Glass and plastic marbles, West African wood figures, tree fragments, pebbles, geode, iron nails, coral, seashells, wood shoe trees, lobster claws, sword, painted human foot bones and vertebra, faux pearls, plastic and wooden letters, plastic sheets and scraps, wood scraps, painted wood, animal claws and bones, domino, glass eyes, bell, and other materials on plastic sheets mounted on wood, 46 3/8 x 39 1/4 x 15 7/8" (117.7 x 99.7 x 40.3 cm). Gift of the artist

Educator, Francis Estrada: My name is Francis Estrada. I’m a visual artist and I work in School and Teacher programs in Education here at MoMA. You're looking at an artwork by Alfonso Ossorio, called Empty Chair or The Last Colonial.

Ossorio played around with a different subject matters that was personal to him—his sexuality, his religion, his spirituality, and also his connections to different art movements and different places.

He had gone through Catholic school in the Philippines. Then he had moved when he was young to Europe where he had studied, then moved to US in his adult life, and then moved back to the Philippines to help work on the church mural in Bacolad, in the central part of the Philippines. And he said, working in that church, it kind of brought up all these different ideas and all of these different themes of Catholicism that he had tried to explore in his work.

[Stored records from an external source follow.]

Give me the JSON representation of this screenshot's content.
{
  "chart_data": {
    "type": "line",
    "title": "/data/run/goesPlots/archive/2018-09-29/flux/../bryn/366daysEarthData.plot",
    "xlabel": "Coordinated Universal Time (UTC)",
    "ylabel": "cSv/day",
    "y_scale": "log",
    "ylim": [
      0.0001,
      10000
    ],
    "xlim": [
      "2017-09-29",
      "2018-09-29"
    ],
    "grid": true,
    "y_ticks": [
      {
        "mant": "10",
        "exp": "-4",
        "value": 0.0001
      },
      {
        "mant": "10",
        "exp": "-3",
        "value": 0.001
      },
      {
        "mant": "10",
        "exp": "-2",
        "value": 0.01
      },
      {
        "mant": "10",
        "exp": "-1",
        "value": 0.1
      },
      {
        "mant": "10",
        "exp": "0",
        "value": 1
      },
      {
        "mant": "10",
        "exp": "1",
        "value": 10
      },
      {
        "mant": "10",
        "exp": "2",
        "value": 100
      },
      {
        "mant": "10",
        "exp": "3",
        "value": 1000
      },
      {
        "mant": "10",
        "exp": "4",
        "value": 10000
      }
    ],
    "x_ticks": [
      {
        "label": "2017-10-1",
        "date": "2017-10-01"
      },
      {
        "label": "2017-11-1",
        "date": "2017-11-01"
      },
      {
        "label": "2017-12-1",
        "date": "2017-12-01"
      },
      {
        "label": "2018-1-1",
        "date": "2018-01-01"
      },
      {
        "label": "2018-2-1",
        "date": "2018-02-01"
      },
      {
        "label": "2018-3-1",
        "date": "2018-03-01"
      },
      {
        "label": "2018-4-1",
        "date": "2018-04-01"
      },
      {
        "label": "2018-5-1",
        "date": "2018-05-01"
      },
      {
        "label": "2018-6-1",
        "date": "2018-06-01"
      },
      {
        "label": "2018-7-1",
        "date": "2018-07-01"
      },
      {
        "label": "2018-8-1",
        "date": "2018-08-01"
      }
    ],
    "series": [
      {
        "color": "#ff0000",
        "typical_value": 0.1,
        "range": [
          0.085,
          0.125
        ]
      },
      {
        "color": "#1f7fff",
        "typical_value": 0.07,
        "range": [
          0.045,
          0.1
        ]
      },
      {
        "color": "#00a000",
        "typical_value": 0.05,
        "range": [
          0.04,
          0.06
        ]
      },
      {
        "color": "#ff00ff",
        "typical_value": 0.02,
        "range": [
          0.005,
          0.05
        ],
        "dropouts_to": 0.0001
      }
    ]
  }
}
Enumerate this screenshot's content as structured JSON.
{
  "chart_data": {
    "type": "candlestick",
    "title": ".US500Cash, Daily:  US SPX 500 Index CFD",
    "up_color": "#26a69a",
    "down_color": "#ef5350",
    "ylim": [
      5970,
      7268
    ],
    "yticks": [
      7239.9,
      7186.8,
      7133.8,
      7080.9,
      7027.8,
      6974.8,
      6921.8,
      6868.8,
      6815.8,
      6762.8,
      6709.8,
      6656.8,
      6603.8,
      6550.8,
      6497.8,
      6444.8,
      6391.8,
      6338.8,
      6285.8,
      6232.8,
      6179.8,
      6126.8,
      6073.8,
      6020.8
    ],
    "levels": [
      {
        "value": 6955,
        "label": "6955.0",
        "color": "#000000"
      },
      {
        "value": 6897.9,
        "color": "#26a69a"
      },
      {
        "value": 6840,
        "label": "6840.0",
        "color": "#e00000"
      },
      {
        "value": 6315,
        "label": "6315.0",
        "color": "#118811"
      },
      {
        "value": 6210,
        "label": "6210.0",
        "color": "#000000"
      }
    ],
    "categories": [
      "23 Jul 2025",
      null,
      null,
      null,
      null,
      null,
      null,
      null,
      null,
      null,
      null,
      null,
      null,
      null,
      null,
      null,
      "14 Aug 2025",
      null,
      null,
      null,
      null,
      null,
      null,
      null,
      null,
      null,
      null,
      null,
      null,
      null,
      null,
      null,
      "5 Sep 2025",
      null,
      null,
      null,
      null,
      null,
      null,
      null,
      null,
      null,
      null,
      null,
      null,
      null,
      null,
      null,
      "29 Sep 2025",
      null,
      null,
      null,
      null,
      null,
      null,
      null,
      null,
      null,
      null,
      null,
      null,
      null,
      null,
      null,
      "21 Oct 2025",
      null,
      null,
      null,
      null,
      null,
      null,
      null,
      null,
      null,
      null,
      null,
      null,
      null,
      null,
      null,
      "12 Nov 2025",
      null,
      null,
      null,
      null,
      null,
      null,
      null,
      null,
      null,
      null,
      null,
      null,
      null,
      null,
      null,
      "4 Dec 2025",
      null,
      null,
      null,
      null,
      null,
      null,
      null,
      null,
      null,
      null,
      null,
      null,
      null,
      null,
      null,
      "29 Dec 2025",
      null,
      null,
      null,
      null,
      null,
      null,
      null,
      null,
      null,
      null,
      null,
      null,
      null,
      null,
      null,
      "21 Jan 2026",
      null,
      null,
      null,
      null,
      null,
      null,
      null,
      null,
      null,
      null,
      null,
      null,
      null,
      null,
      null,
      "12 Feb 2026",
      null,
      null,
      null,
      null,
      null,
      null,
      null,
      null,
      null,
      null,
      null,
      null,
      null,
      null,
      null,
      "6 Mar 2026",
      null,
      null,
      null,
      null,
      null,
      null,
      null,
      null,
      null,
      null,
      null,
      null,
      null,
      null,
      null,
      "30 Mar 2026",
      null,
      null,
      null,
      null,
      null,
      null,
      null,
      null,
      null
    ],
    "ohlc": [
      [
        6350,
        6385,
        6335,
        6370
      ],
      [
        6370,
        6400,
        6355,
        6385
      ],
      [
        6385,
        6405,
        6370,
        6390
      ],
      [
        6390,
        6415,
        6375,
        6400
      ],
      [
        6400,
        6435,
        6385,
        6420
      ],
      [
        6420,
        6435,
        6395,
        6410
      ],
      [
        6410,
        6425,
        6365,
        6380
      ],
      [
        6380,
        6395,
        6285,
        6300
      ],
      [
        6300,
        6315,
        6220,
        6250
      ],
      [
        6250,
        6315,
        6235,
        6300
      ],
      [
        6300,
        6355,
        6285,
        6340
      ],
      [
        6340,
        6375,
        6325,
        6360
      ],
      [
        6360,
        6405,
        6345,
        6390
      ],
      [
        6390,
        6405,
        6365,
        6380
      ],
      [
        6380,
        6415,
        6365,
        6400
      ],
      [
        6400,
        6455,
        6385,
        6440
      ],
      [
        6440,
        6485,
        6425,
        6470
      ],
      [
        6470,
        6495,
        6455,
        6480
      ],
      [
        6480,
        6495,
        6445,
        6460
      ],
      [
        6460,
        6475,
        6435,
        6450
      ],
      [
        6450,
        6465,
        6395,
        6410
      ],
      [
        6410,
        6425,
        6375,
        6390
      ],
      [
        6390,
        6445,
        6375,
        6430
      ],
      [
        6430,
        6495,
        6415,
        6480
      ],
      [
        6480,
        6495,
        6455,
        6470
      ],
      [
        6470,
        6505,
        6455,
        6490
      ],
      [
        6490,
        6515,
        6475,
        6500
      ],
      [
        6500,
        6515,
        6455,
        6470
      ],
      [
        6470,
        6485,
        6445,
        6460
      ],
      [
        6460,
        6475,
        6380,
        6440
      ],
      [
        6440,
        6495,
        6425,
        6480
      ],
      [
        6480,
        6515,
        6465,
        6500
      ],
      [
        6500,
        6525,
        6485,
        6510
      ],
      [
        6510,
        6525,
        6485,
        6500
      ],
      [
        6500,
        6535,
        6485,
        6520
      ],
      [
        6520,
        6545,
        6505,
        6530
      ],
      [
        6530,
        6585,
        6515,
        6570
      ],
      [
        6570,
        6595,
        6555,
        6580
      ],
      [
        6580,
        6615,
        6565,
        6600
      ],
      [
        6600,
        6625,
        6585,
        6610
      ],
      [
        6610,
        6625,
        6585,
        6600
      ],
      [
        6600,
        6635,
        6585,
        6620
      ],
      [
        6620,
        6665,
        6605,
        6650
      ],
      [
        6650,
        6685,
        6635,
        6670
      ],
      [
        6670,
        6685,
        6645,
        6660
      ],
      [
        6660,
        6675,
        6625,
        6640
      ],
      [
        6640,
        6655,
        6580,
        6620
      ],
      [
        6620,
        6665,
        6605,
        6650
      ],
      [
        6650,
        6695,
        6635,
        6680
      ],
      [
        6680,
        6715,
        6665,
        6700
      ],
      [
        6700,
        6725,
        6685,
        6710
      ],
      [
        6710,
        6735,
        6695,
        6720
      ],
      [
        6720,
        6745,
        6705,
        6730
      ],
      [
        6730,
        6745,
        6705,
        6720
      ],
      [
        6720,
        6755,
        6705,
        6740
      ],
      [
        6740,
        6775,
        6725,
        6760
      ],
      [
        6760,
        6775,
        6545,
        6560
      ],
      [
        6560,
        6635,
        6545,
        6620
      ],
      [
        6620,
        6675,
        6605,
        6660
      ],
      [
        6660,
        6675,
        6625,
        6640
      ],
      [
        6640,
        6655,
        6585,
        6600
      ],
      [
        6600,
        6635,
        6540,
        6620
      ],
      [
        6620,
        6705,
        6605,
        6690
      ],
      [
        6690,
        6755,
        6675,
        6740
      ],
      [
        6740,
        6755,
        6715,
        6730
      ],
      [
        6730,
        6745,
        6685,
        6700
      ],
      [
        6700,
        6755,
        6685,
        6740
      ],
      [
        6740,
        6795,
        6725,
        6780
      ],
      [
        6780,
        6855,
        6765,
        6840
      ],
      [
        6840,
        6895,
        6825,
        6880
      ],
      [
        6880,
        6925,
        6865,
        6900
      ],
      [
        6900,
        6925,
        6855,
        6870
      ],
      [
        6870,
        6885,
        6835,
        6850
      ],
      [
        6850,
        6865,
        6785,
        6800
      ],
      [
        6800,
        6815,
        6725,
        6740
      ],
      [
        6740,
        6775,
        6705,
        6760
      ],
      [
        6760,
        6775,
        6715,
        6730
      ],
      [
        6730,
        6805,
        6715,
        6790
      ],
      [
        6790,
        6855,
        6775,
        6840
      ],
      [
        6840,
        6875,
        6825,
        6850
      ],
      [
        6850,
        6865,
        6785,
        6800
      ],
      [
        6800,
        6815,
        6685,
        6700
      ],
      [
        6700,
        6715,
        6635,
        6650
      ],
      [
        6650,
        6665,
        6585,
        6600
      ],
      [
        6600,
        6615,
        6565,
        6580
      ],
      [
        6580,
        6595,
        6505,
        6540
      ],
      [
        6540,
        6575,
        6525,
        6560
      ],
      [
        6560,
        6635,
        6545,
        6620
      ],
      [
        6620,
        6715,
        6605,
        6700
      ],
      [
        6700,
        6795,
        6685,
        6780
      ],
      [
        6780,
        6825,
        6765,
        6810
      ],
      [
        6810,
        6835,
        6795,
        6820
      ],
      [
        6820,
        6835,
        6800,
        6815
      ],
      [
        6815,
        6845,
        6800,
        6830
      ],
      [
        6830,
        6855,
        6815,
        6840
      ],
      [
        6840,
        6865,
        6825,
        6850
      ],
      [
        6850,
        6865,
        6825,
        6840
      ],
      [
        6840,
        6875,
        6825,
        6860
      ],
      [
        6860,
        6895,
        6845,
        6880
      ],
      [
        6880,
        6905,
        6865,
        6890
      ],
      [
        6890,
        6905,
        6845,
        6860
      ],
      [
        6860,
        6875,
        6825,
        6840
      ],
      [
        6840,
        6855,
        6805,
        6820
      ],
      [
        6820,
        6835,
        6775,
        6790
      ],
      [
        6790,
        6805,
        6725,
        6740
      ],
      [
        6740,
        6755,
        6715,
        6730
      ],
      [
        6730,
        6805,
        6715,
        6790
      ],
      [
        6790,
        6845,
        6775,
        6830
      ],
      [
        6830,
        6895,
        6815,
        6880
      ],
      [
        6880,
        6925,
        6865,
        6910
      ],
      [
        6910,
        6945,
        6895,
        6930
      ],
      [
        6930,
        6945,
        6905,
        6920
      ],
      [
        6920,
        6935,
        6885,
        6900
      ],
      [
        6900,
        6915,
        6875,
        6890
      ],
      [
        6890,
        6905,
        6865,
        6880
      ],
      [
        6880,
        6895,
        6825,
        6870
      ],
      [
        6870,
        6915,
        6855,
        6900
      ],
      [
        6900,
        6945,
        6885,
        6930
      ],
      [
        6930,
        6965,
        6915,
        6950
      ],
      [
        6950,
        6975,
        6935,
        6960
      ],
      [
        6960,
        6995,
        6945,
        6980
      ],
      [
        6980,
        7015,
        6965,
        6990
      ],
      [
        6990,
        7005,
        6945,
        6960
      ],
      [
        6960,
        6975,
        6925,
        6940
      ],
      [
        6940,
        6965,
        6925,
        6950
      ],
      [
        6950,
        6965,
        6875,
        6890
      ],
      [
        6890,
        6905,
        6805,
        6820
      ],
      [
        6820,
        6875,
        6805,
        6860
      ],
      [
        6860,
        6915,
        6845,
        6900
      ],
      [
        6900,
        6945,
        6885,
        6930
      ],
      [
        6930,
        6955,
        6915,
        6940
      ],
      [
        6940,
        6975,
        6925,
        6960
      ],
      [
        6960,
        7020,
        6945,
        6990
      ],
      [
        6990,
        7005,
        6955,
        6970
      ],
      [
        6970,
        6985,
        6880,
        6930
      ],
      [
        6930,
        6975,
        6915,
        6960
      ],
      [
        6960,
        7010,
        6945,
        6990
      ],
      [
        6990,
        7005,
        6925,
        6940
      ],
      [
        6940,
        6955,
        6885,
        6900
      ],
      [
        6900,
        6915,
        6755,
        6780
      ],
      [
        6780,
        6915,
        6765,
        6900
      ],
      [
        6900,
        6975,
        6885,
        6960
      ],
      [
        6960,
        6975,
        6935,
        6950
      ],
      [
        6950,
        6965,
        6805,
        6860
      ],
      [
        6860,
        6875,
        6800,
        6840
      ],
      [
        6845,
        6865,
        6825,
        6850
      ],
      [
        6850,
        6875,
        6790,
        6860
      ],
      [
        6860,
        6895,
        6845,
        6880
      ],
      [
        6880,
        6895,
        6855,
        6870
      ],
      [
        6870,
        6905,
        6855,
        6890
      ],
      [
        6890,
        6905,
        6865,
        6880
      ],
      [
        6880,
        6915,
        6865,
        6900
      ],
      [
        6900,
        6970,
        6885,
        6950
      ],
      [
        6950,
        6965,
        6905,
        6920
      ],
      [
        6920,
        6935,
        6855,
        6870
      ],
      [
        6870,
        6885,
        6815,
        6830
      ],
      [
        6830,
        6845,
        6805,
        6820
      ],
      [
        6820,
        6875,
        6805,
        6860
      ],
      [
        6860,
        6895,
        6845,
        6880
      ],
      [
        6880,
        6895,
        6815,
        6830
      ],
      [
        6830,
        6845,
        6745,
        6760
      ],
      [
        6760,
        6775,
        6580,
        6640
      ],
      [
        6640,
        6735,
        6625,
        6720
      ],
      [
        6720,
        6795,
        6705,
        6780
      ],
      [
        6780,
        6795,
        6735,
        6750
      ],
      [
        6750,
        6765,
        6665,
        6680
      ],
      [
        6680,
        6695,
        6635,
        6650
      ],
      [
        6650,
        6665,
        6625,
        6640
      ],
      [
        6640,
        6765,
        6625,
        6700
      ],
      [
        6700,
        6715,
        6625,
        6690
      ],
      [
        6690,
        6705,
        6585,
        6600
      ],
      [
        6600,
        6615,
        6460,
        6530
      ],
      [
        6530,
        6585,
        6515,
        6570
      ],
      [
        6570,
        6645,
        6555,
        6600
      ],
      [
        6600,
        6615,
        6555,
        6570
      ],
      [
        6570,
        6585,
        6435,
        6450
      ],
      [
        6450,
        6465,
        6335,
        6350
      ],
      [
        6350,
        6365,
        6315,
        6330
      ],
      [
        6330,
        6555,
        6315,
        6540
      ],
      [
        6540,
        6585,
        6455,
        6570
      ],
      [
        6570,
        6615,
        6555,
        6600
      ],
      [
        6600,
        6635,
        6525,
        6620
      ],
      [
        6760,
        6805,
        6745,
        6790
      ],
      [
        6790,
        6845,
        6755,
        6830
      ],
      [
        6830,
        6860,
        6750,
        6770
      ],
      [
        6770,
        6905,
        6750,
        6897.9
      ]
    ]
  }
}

In this piece you see a couple of things that may look like crosses. But also, you have these figures. They’re not the figures that you would see in churches, but there’s something about it gives me the same kind of feelings. It makes me think about how, when the Spanish colonized the Philippines that they use religion as this colonization method.

I remember just going to relatives houses and there was a Catholic imagery on one side and on the other side, you’d have these wooden carved figures from the Northern part of the Philippines, but they all just kind of work together.

So he had always explored the themes of Catholicism, but on the other side of it, he also had explored gay sexuality.

In the Philippines we have healers called Babaylan and they say that the Babaylan are the intermediaries between the real and the spiritual world and the Babaylan are usually women. But there were also men who happened to be homosexual. And they said that, as a Babaylan, there’s an understanding of the world that you don’t have being heterosexual. It’s not about gender, it’s just about being and what the senses of being are supposed to be. And I’m not sure if he was exploring it, but it was just there. It was just a way of life.